Olho-me ao espelho enquanto me barbeio. Quanto mais se vê uma coisa menos se vê. Mas hoje reparo com mais pormenor na forma como o rosto se transforma: mais uma ruga, mais um pequeno sinal, mais uma mancha na pele, as olheiras mais profundas. É principalmente na pele e na alma que sinto o tempo. O cansaço do tempo que passou, mas que de quando em quando me faz voltar a ser menino. Ainda.
Às vezes tempo que passa é-me apresentado de forma mais evidente, palpável: há dias, no barbeiro, reparei que o cabelo que se acumulara no chão, junto da cadeira, já não era preto. Era um pequeno amontoado de fios de prata.

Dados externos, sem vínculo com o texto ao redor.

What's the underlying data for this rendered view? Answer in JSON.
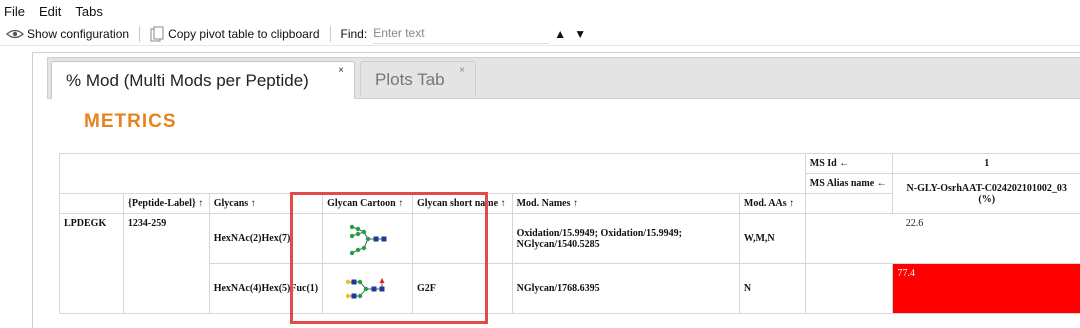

A vida corre como um longo fio de prata em que os pequenos nós bem apertados são, por vezes, difíceis de desfazer.
E também já vou dizendo “no meu tempo”…
Não escolho especialmente os dias para fazer balanços de vida. Mas hoje tenho de escrever este texto. Porque é dia 10 de Maio.
Como todos os jovens, penso eu (ou pensava Mishima quando o escrevia?) achei que deveria ter um destino especial. E diziam-me que tinha um dom.
Sei que, ainda muito novo, olhava com admiração as reproduções de grandes pintores nos livros da “Colecção RTP”. Olhava-as longamente, e tentava relaciona-las com os textos na página oposta.
E comecei a pintar para pintar. Para ser “artista”.